The endless possibilities for gorgeous sheets of paper made with natural fibers, recycled papers, and imbedded collage material both two and three dimensionally continues to be a part of my studio practice. Sharing this passion with others has been part of my tool box as a teaching artist.
Over the years, while I had seemed to devise ways to streamline the paper making process and avoid huge puddles of water on the floor, I was still spending lots of time in prep, and clean up- draining and straining lots of pulp and tubs of water.
Recently, I was introduced to Seed Paper by fellow teaching artist Gabrielle Kanter at a Young Audience of NJ/Eastern PA family event.

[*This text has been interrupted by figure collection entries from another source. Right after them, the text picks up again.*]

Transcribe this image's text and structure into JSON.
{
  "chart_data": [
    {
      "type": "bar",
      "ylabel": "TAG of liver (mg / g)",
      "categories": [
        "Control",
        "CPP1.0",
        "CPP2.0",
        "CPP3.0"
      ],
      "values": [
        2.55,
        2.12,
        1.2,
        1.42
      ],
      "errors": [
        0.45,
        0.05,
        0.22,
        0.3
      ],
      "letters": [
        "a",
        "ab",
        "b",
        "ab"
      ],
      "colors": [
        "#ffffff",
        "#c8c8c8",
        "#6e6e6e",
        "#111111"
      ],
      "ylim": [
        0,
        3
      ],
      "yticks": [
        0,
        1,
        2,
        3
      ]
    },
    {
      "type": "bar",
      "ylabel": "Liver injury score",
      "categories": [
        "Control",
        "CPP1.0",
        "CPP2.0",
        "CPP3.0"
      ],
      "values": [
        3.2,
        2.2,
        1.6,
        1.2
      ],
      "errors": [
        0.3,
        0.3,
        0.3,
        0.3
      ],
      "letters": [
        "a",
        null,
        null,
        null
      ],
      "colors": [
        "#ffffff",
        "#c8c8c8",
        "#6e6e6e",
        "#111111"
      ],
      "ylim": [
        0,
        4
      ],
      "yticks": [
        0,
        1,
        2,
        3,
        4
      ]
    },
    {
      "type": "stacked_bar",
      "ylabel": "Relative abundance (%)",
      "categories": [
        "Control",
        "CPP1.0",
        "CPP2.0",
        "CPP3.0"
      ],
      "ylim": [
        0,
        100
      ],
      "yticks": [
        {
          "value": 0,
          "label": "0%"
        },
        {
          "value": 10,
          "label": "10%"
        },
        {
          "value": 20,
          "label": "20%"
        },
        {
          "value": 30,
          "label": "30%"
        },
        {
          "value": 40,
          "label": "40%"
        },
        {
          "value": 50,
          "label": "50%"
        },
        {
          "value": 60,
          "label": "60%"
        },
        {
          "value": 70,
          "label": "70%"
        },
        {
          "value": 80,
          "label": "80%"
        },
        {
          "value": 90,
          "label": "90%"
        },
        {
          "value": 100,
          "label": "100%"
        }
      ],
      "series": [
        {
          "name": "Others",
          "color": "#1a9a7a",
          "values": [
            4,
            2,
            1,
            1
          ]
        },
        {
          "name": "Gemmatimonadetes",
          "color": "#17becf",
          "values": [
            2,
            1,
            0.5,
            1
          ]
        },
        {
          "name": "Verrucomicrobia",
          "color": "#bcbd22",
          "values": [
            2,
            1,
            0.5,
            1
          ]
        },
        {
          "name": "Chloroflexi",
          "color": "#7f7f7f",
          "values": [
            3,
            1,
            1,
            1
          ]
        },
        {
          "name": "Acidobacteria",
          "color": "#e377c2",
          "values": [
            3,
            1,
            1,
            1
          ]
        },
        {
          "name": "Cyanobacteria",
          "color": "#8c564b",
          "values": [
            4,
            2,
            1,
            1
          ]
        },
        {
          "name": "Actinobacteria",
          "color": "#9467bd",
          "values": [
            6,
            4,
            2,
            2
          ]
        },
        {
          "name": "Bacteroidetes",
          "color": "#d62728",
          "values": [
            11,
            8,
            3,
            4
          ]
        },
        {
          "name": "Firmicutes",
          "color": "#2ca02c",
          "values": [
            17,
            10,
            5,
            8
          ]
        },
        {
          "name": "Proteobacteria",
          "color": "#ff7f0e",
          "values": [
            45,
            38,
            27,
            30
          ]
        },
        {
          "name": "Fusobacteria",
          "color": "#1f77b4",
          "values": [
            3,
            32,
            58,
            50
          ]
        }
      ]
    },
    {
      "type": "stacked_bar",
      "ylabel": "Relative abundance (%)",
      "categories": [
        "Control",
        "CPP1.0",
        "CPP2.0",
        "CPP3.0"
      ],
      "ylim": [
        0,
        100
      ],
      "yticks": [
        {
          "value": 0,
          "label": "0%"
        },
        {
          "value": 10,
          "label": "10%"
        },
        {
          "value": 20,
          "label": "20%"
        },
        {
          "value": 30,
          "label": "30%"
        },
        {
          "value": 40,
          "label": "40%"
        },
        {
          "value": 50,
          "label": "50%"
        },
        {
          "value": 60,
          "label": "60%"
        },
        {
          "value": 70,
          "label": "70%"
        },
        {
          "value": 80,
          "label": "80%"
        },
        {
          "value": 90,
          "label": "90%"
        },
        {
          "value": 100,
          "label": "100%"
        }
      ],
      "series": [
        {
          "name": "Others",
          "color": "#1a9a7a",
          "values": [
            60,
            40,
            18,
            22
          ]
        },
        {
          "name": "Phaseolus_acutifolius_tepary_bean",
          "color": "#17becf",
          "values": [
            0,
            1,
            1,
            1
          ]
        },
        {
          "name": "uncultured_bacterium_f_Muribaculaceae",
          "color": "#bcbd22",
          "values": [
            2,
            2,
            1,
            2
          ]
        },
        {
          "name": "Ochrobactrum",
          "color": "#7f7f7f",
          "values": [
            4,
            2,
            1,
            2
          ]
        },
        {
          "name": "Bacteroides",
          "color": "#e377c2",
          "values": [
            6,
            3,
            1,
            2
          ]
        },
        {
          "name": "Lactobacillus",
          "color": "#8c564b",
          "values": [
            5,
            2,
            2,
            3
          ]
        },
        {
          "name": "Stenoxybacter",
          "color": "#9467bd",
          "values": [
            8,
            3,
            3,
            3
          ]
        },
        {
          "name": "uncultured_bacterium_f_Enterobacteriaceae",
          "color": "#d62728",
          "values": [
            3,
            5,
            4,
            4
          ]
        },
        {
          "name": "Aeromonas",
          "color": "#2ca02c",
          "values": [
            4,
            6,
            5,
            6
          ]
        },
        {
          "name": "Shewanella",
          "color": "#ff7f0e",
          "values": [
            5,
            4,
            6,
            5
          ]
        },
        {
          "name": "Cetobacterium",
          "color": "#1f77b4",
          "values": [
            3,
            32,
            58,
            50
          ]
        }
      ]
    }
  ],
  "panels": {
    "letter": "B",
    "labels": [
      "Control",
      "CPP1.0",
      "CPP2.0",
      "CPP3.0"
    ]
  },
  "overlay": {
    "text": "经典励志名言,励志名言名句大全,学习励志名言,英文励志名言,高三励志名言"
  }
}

Gabrielle’s simple set up used far less water, is appropriate for all ages and abilities, and most materials can be found in your local dollar store!
- Small plastic tub or deep lid
- Plastic ceiling grid cut to size with jigsaw (to fit inside of tub or deep lid)
- window screen (cut 2 to size to fit over plastic grid)
- Scott’s Shop Towels (blue, come in rolls, found in dollar stores or dollar general) This is for “couching”- after you pour your sheet through the frame onto the screen and drain, you flip it onto a shop towel, on a small stack of newspapers.
- pint size wide mouth bottle with lid- this is for your pulp:
- inexpensive toilet paper
- recycled scraps of paper, tissue, etc.
Fill up a small quart jar with a wide mouth with water, add shredded toilet paper, torn scrap papers, and a variety of seeds and spices, shake and pour over a screen under an inexpensive picture frame (or embroidery hoop) wrapped in duct tape.
Remove frame, lay a second loose screen over the wet sheet, blot dry with a sponge. Wring sponge out, repeat. Remove top screen and use bottom screen to “couch” onto a blue shop towel. Once it is couched and blotted to get excess water you can carry your sheet on the shop towel over to a drying rack
The following week I was scheduled to teach a PD Workshop with teachers in Delaware where I had the opportunity to offer participants Seed Paper making as well as the more traditional method of pulling sheets with a mold and deckle in vats of cotton pulp. It was a hit!
Adapting hand made paper into curriculum has unlimited possibilities in language arts, science, geography, history- and of course art!
Nanci, I remember we made paper at U-H one day, it was so fun. These are beautiful pieces! Cathy
That’s where it all started Cathy! Glad we shared it together. This is something you could do in your new desert digs!